Das Erforschen der Bezeichnungen für Anhöhen, Berge und Hügel gleicht manchmal tatsächlich einer Berg- und Talfahrt: Einerseits stößt man hier auf längst verschüttete und vergessene Begriffe; andererseits gibt es für ein gesichertes, auch heute noch verständliches Wort für eine Anhöhe – zunächst – kein reales Beispiel. So steht Lechen oberhalb von Brannenburg für die erstere, Birkl bei Niederaudorf für die letztere Beobachtung.
Der Weiler Lechen, der sich in der Gemeinde Brannenburg befindet, liegt an der Bergstraße kurz vor dem Parkplatz am Sulzberg, von dem aus die Bergwanderer entweder in Richtung Schlipfgrub-Alm und Schuhbräu-Alm oder in Richtung der Gasthöfe Kogl und Schweinsteig marschieren können. Der Ortsname „Lechen“ erinnert an den Familiennamen „Lechner“. So heißt auch der Bauernhof dort „bein Lechner“ oder, auf bairisch und kurz gesagt, „z‘Lech“. Ein Lechner ist, wie der Namenforscher Karl Finsterwalder in „Tiroler Familienkunde“ erklärt, im Mittelalter der Inhaber eines Lehens gewesen. Dies war ein „nicht eigenes, einer Grundherrschaft pflichtiges Bauerngut“.
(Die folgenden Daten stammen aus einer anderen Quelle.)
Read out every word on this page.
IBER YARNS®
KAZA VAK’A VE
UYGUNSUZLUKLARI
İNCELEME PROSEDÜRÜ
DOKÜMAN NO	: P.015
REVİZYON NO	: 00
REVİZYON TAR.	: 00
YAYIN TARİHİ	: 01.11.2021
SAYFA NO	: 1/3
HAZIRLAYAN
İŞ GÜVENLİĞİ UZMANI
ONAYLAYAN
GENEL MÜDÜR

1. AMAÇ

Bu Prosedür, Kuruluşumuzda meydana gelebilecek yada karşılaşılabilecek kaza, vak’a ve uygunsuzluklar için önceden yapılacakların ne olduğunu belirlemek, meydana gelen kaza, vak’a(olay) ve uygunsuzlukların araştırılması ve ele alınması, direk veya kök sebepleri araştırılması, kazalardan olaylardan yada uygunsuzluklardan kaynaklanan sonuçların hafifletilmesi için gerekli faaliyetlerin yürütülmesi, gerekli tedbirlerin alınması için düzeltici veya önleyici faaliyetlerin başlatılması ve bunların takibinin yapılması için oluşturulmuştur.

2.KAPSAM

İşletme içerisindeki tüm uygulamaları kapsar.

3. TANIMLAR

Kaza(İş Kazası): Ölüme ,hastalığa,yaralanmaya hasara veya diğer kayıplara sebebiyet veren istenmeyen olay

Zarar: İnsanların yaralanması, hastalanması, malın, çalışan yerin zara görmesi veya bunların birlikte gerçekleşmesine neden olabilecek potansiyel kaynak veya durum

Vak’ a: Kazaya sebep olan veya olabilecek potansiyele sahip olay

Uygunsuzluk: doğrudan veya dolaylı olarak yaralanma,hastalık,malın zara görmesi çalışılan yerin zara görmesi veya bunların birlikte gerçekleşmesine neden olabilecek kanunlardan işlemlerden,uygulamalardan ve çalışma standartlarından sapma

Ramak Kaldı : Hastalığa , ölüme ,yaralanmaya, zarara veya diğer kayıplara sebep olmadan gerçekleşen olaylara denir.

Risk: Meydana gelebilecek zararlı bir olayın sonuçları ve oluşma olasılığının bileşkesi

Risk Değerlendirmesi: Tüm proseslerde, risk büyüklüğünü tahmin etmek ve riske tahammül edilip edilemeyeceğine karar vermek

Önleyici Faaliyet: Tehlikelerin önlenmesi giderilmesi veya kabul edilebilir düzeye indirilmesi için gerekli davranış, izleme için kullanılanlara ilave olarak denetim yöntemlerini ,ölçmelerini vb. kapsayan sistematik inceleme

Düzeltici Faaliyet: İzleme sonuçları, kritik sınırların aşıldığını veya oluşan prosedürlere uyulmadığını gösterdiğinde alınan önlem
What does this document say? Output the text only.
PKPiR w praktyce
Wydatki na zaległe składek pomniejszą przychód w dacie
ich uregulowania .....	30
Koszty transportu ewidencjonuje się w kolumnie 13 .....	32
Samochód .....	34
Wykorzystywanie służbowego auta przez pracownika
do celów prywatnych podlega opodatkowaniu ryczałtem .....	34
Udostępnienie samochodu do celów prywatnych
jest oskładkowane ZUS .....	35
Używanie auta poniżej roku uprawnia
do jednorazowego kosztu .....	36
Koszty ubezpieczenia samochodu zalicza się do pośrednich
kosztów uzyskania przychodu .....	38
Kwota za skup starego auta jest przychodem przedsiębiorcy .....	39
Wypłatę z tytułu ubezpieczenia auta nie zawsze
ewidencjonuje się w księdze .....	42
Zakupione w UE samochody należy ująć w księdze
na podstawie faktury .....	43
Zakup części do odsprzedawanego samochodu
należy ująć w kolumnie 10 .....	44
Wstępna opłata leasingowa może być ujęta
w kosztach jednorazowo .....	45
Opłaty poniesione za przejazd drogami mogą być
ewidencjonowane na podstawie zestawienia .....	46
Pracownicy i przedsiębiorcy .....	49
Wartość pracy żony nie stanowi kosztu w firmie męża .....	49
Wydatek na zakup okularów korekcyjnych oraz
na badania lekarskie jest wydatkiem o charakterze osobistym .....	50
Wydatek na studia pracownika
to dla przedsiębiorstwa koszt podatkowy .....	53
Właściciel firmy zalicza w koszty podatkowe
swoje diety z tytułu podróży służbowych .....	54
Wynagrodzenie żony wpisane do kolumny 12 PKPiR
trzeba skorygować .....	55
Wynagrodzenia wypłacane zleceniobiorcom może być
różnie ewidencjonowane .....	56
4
Natürlich spielte es keine Rolle, ob ein solches Gut im Tal oder auf einer Anhöhe lag. Der Bergbegriff ist im heutigen Namen des Lechnerhofs schlicht und einfach verloren gegangen.
Lechen hieß 1280 nämlich Pertzpuhel. Erst 1533 wird im Oberbayerischen Archiv ein „Bernhard Lechner am Paerzenbühel“ erwähnt, ebenso wie der „Lechnerhof am Parzenbichl“. Der Ortsnamenforscher Hans Meixner stellt Pertz, Paertz und Parz zu „Borzen (Baerzn), etwas Hervorstehendes“. Dabei beruft er sich auf Johann Andreas Schmellers „Bayerisches Wörterbuch“. Schmeller erwähnt hier unter anderem den Scher-Borzn, den Maulwurfshügel also, sowie den „Haarknoten, wenn die Haare zusammengebunden und um eine Haarnadel gewunden sind“. Jeder Sulzberg-Wanderer kann diese alte Bezeichnung nun anhand der Realprobe beurteilen!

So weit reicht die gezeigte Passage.